A decisão foi tomada pela administração municipal como medida para controlar a grande quantidade de turistas e assegurar a conservação da fonte tardo-barroca, reconhecida como a mais famosa da cidade. Atualmente, o local já opera com restrição de público e somente 400 pessoas podem estar simultaneamente na área, sob vigilância de equipes que organizam o fluxo.
O modelo de acesso dividirá turistas e moradores, aceitando também pagamentos via cartão de crédito. Essa iniciativa segue o exemplo do Pantheon, outro monumento de Roma que começou a cobrar entrada em 2023, obtendo receita milionária ao longo desse período.
Crescimento do turismo
Somente no primeiro semestre deste ano, a Fontana di Trevi recebeu mais de 5,3 milhões de visitantes, uma quantidade maior do que a de muitos outros pontos históricos da Itália em todo um ano.
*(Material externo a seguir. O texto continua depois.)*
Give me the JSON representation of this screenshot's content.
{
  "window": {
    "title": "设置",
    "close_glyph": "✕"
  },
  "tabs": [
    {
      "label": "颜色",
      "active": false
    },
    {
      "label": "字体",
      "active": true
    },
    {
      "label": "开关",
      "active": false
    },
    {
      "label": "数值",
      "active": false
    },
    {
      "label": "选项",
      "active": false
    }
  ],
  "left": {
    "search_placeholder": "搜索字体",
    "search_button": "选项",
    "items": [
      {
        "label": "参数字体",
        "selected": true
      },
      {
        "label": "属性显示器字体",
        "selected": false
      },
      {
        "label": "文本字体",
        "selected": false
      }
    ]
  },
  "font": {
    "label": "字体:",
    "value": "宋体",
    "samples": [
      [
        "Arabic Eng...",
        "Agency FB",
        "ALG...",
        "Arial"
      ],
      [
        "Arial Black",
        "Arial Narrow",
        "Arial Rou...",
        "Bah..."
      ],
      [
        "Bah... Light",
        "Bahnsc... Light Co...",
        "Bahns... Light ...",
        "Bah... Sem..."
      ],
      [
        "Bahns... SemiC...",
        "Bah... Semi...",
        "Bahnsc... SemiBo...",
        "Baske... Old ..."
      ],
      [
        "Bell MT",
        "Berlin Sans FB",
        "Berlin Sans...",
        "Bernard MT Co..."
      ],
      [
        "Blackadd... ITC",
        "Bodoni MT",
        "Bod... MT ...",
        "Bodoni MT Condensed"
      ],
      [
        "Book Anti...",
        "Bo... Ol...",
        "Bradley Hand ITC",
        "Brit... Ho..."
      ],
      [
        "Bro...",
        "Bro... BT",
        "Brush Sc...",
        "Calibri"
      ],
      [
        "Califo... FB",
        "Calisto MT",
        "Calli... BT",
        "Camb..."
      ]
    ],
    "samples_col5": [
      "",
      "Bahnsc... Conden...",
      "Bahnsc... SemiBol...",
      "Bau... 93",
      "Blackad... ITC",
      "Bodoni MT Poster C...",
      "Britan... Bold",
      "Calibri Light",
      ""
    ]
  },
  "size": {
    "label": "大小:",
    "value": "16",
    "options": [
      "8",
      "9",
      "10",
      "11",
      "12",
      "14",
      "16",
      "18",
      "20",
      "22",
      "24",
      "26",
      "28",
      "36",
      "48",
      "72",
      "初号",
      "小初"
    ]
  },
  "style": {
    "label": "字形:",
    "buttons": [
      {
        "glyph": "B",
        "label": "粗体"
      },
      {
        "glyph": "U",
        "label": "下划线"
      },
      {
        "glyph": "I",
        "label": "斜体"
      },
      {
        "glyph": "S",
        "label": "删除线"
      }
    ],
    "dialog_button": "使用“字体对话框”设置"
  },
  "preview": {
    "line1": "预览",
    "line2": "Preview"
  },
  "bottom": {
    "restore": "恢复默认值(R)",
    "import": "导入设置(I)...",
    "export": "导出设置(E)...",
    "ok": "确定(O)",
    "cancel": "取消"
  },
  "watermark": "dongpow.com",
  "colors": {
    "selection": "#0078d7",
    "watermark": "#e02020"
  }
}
A prefeitura estima que essa cobrança possa render até 20 milhões de euros por ano, que serão investidos na preservação do patrimônio histórico e na melhoria dos serviços turísticos.
O governo italiano apoia a proposta, que visa organizar o fluxo turístico e evitar a deterioração de áreas emblemáticas da capital.
Além de proteger a Fontana di Trevi, os recursos arrecadados poderão ser aplicados em projetos maiores, como reformas de monumentos, melhorias urbanas e investimentos no transporte público, fortalecendo a meta de tornar o turismo em Roma mais sustentável.